The fact of the matter is that Mousaoui wants to become a martyr, which would elevate him from his status as a bungling, deluded, screw-up. Martyrdom is a powerful religious symbol (just look the one you claim to follow), and should be denied Mousaoui. Let the screwup rot in the shadows, forgotten like he deserves to be. Make him a martyr and he may actually pose a threat. Leave him to rot and he remains a nothing.
And, using your attempt at a reply, if your faith tells you that a terminally ill person will go to Heaven, would that justify you killing them? What if they asked you to kill them? By your logic (I think he deserves to go to Hell, he’ll go there when he dies, so we should kill him), such a killing would be justified.
So do you apply your own arguments consistently or not?
May 6th, 2006 at 12:20 pm
Beaming Visionary
“This is the bloodlust I was talking about. It’s amazing – so many of them do claim to be Christians.”
“The Passion of the Christ” is arguably the goriest big-name film ever produced, and U.S. Christians turned out to view it in insane numbers.

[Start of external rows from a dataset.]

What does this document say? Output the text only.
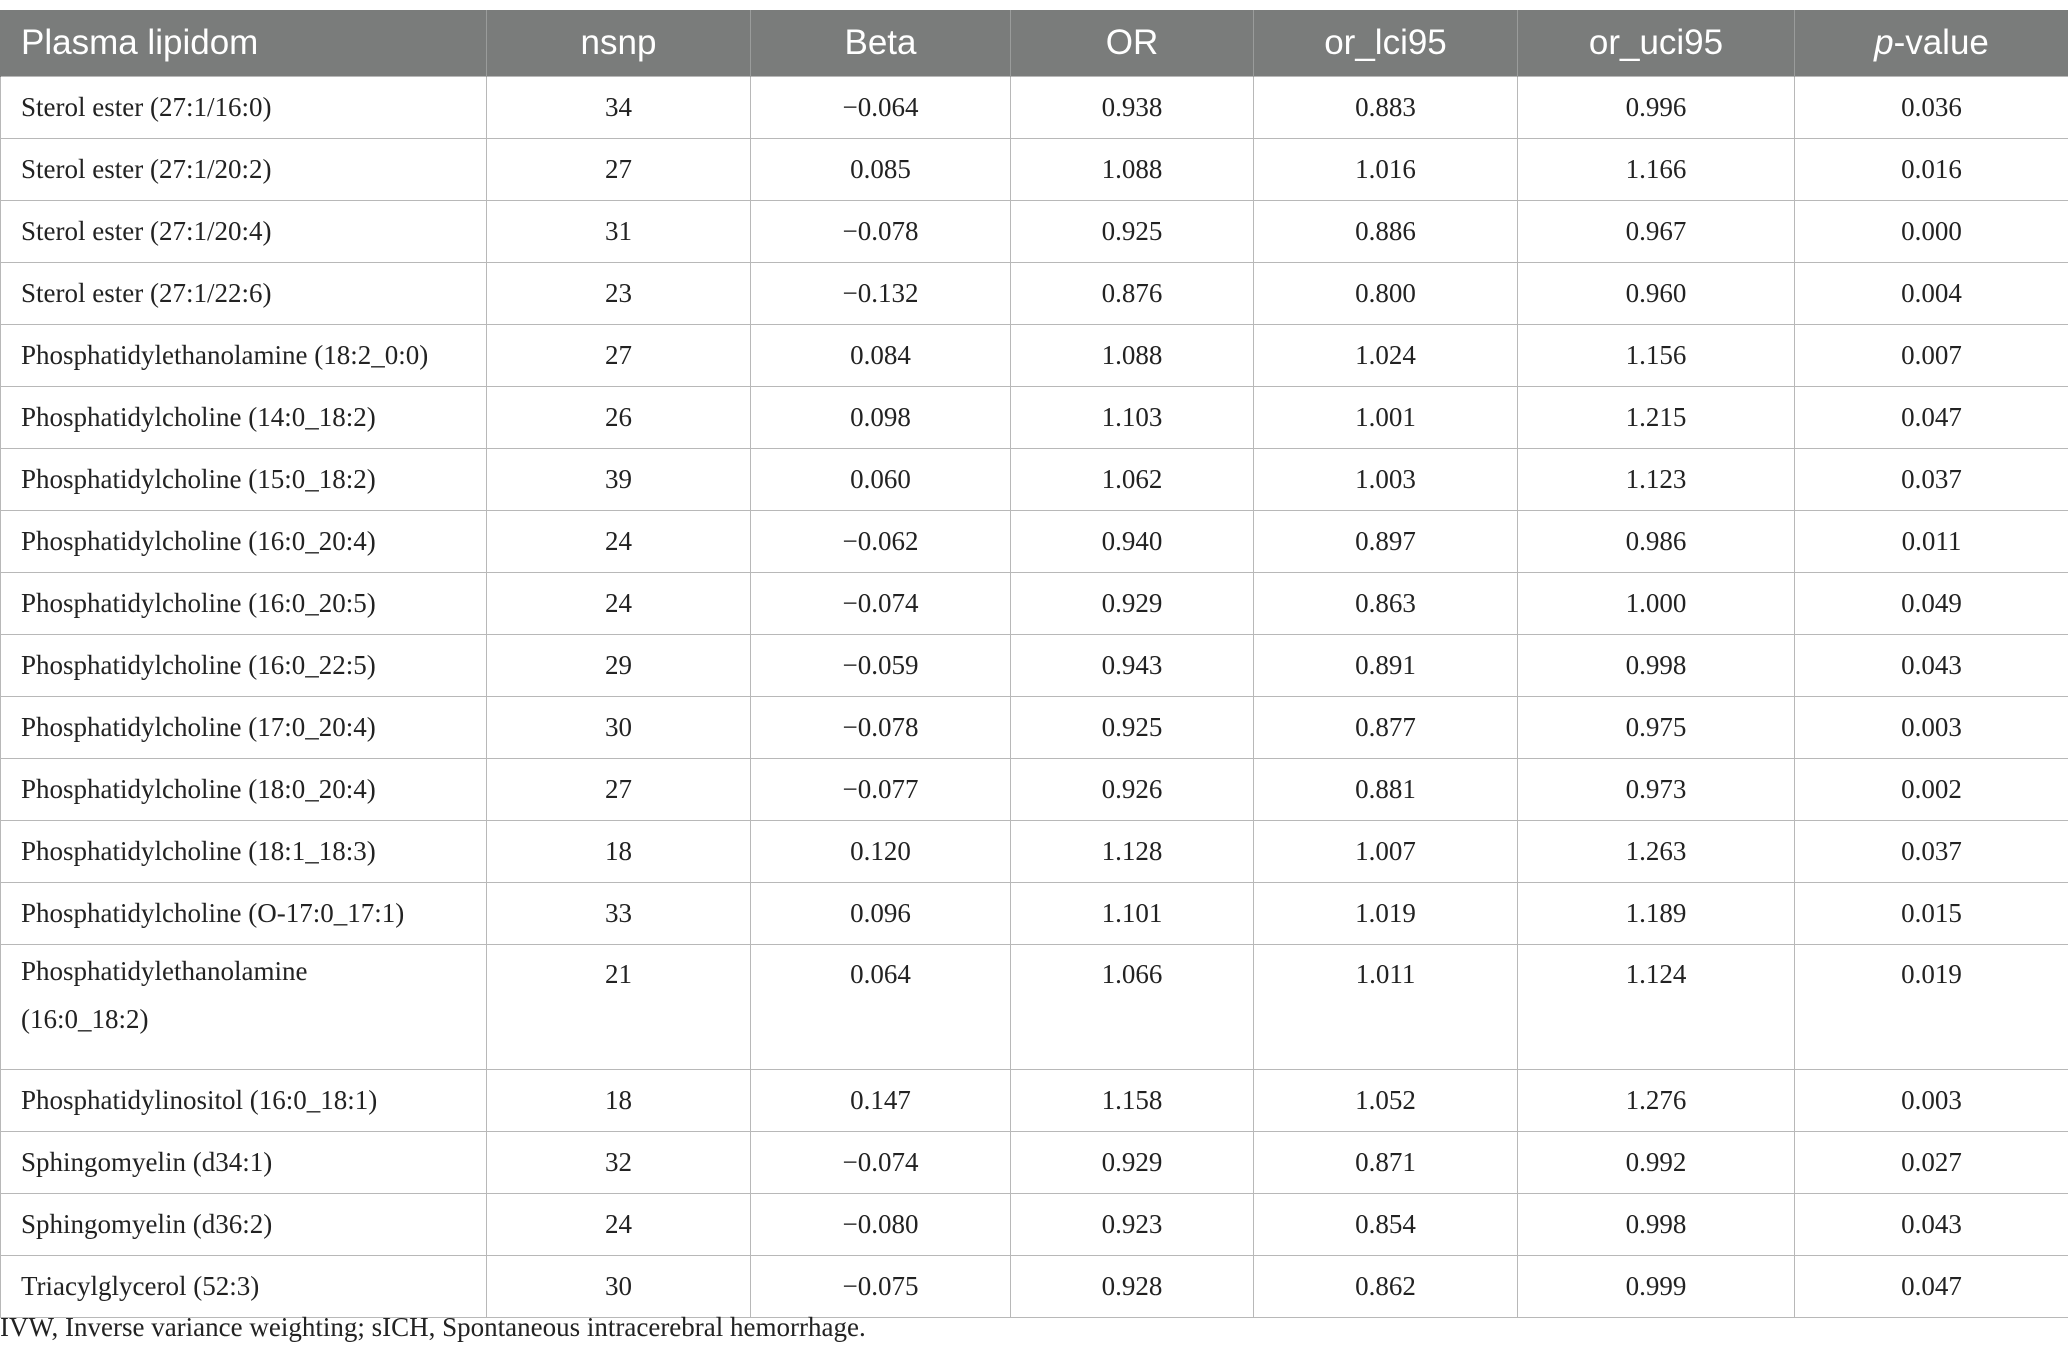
Plasma lipidom	nsnp	Beta	OR	or_lci95	or_uci95	p-value
Sterol ester (27:1/16:0)	34	−0.064	0.938	0.883	0.996	0.036
Sterol ester (27:1/20:2)	27	0.085	1.088	1.016	1.166	0.016
Sterol ester (27:1/20:4)	31	−0.078	0.925	0.886	0.967	0.000
Sterol ester (27:1/22:6)	23	−0.132	0.876	0.800	0.960	0.004
Phosphatidylethanolamine (18:2_0:0)	27	0.084	1.088	1.024	1.156	0.007
Phosphatidylcholine (14:0_18:2)	26	0.098	1.103	1.001	1.215	0.047
Phosphatidylcholine (15:0_18:2)	39	0.060	1.062	1.003	1.123	0.037
Phosphatidylcholine (16:0_20:4)	24	−0.062	0.940	0.897	0.986	0.011
Phosphatidylcholine (16:0_20:5)	24	−0.074	0.929	0.863	1.000	0.049
Phosphatidylcholine (16:0_22:5)	29	−0.059	0.943	0.891	0.998	0.043
Phosphatidylcholine (17:0_20:4)	30	−0.078	0.925	0.877	0.975	0.003
Phosphatidylcholine (18:0_20:4)	27	−0.077	0.926	0.881	0.973	0.002
Phosphatidylcholine (18:1_18:3)	18	0.120	1.128	1.007	1.263	0.037
Phosphatidylcholine (O-17:0_17:1)	33	0.096	1.101	1.019	1.189	0.015
Phosphatidylethanolamine
(16:0_18:2)	21	0.064	1.066	1.011	1.124	0.019
Phosphatidylinositol (16:0_18:1)	18	0.147	1.158	1.052	1.276	0.003
Sphingomyelin (d34:1)	32	−0.074	0.929	0.871	0.992	0.027
Sphingomyelin (d36:2)	24	−0.080	0.923	0.854	0.998	0.043
Triacylglycerol (52:3)	30	−0.075	0.928	0.862	0.999	0.047
IVW, Inverse variance weighting; sICH, Spontaneous intracerebral hemorrhage.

Every time some ersatz Jesus follower starts crowing about how Christianty is unlike Islam in that Christians don’t blow things up, remind them of 1) the Crusades, 2) the Inquisition(s), 3) abortion-doctor murders, and 4) the number of Christians who applauded the murder of Matthew Shepard. Of course, people like Fred Phelps of godhatesfags.com fame are only doing as the Bible commands when calling for homosexuals to be put to death. Just imagine what would happen if men like Pat Robertson achieved untrammeled political power – the U.S. would be virtually indistinguishable from Arab nations in terms of its policy toward unbelievers.
That mouth-breathers like Kender, Jay and Justin are incapable of going more than three or four posts or comments without talking about offing someone stands as further testimony to the apocalyptic world view of these deluded, lowbrow liars.
“Betters,” indeed.
May 6th, 2006 at 12:28 pm
Beaming Visionary
“being a Christian, I do believe in justice.”

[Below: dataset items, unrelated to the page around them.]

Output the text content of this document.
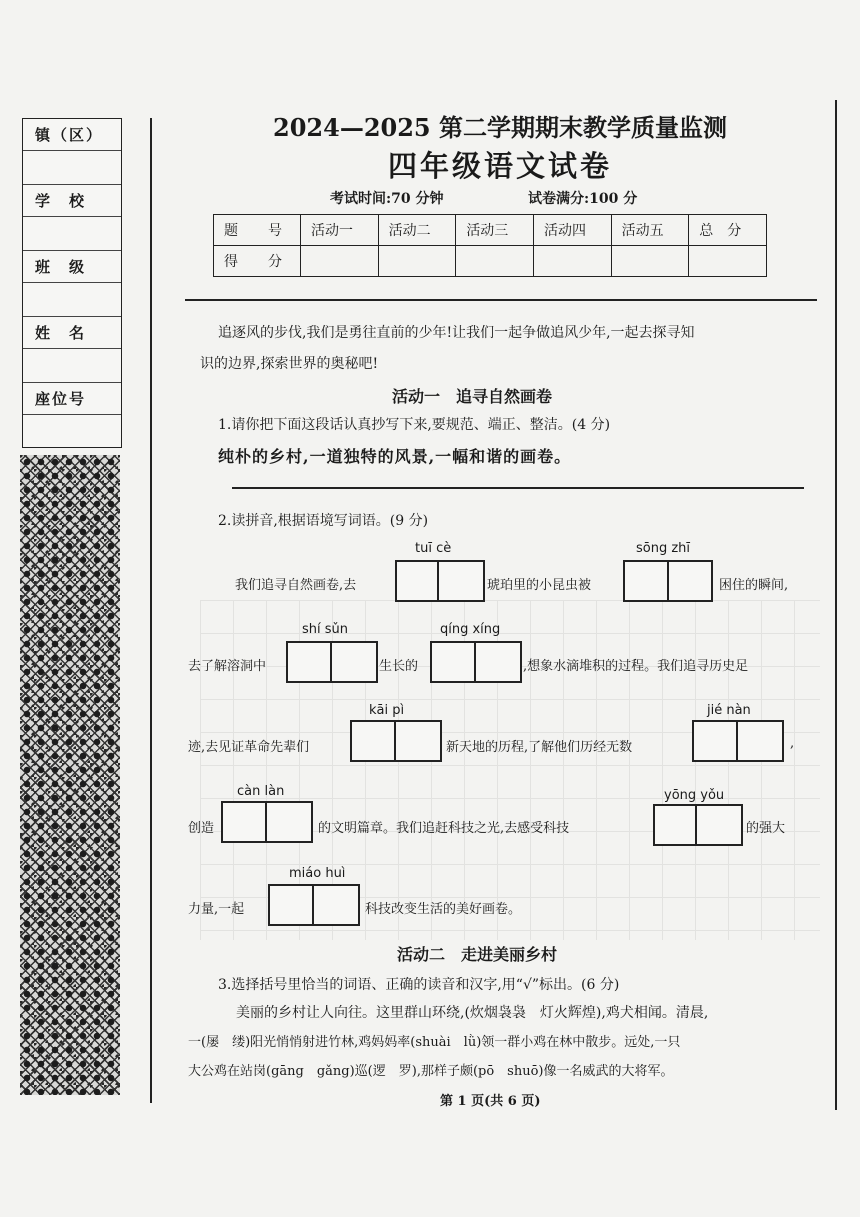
镇（区）
学　校
班　级
姓　名
座位号
2024—2025 第二学期期末教学质量监测
四年级语文试卷
考试时间:70 分钟	试卷满分:100 分
题　号	活动一	活动二	活动三	活动四	活动五	总　分
得　分						
追逐风的步伐,我们是勇往直前的少年!让我们一起争做追风少年,一起去探寻知
识的边界,探索世界的奥秘吧!
活动一　追寻自然画卷
1.请你把下面这段话认真抄写下来,要规范、端正、整洁。(4 分)
纯朴的乡村,一道独特的风景,一幅和谐的画卷。
2.读拼音,根据语境写词语。(9 分)
tuī cè	sōng zhī
我们追寻自然画卷,去	琥珀里的小昆虫被	困住的瞬间,
shí sǔn	qíng xíng
去了解溶洞中	生长的	,想象水滴堆积的过程。我们追寻历史足
kāi pì	jié nàn
迹,去见证革命先辈们	新天地的历程,了解他们历经无数	,
càn làn	yōng yǒu
创造	的文明篇章。我们追赶科技之光,去感受科技	的强大
miáo huì
力量,一起	科技改变生活的美好画卷。
活动二　走进美丽乡村
3.选择括号里恰当的词语、正确的读音和汉字,用“√”标出。(6 分)
美丽的乡村让人向往。这里群山环绕,(炊烟袅袅　灯火辉煌),鸡犬相闻。清晨,
一(屡　缕)阳光悄悄射进竹林,鸡妈妈率(shuài　lǜ)领一群小鸡在林中散步。远处,一只
大公鸡在站岗(gāng　gǎng)巡(逻　罗),那样子颇(pō　shuō)像一名威武的大将军。
第 1 页(共 6 页)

That’s funny. I assume you mean that being a Christian, you believe in Biblical justice, which bears little relationship to the justice system in the America you purport to love. Justice as it applies here in the 21st-century Western world isn’t even in the Christian lexicon.
‘If we kill Moussaoui he’s in Hell for an extra few years, which is exactly what I want.”
Huh. If people supposedly suffer in the Christian fantasyland called “Hell” for all eternity, how does the concept of “a few extra years” even apply? What’s infinity plus fifty, smart guy?